Terremoto L’Aquila, i due miliardi stanziati dall’Inail bloccati dalla burocrazia
Sono passati millesettecento giorni circa dal terremoto che ha colpito L'Aquila. Quattro anni e mezzo durante i quali molto si è detto e poco si è fatto, evidentemente, per ridestare una città devastata. Anche di fronte ad una tragedia di simili proporzioni (309 morti, senza considerare i danni provocati dal sisma) la (mala)burocrazia italiana non sia riuscita ancora ad assicura un minimo di criterio ed efficienza. Oggi il Corriere della Sera scrive infatti di come del tesoretto da 2 miliardi messo a disposizione dall’Inail per la ricostruzione non sia stato ancora speso un euro. Nel frattempo il centro storico del L'Aquila è ancora fermo: transenne, palazzi celati dai ponteggi, silenzio ‘rumoroso'. Quei soldi, scrive Lorenzo Salvia sul Corsera, sarebbero dovuti servire per recuperare il centro storico, rimettere a posto le strutture sanitarie, creare un nuovo campus universitario, oltre che per interventi mirati sui beni culturali e sul tessuto urbano. E invece non sono stati neanche minimamente toccati, come conferma Giuseppe Lucibello, direttore generale dell’Istituto per l’assicurazione contro gli infortuni sul lavoro: "La cosa fa una certa rabbia ma, purtroppo, quei fondi non sono stati nemmeno toccati", dice al quotidiano di via Solferino.

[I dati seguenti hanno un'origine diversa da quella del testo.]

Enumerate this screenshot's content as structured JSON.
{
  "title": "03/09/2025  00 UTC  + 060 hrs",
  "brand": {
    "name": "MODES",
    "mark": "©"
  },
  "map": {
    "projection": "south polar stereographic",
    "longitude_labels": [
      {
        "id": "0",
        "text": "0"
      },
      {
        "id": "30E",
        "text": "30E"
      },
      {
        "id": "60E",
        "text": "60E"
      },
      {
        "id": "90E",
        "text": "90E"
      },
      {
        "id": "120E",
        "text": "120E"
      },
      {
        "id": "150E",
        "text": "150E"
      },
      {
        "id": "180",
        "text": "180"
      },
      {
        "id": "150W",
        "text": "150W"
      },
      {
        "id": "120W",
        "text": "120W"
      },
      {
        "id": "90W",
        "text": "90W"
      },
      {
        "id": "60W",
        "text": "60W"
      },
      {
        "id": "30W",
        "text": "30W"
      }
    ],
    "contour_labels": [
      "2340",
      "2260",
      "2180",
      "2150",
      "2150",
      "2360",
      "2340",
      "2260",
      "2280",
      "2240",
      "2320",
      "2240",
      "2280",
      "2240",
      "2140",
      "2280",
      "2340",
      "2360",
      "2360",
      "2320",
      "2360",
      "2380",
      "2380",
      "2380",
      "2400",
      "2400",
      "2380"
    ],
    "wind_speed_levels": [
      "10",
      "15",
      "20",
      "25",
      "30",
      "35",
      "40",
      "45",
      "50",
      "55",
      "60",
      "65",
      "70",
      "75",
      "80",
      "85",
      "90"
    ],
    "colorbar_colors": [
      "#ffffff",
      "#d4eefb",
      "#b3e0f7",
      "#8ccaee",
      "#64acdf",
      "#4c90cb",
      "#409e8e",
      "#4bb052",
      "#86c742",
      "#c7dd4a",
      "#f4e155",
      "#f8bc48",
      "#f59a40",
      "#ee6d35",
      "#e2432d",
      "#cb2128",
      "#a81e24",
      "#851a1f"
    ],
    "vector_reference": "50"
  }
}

Ma com'è potuto succedere che quei soldi non siano mai arrivati a destinazione? Lo spiega il Corriere:
L’istituto è uno dei pochissimi pezzi della pubblica amministrazione che chiude i suoi conti in attivo: i contributi incassati superano le indennità erogate e il surplus viene girato per legge al Tesoro che lo usa per tenere in equilibrio i conti pubblici. Dopo il terremoto dell’Aquila, però, si decide di fare un’eccezione e riservare una parte di quei soldi alla ricostruzione. Il primo peccato è stato originale. Si era previsto che gli interventi dell’Inail potessero avvenire solo nella cosiddetta forma indiretta. E cioè con un lungo procedimento che comincia con il bando, prosegue con le manifestazioni di interesse, per poi passare alla valutazione dei progetti da parte di un advisor e chiudere con l’analisi di compatibilità fatta dai ministeri vigilanti.
Troppi passaggi, troppe norme: alla fine, non se n'è più fatto niente. E così, mentre scarseggiano i soldi per la ricostruzione, in cassaforte sonnecchiano due miliardi di euro che nessuno vuole.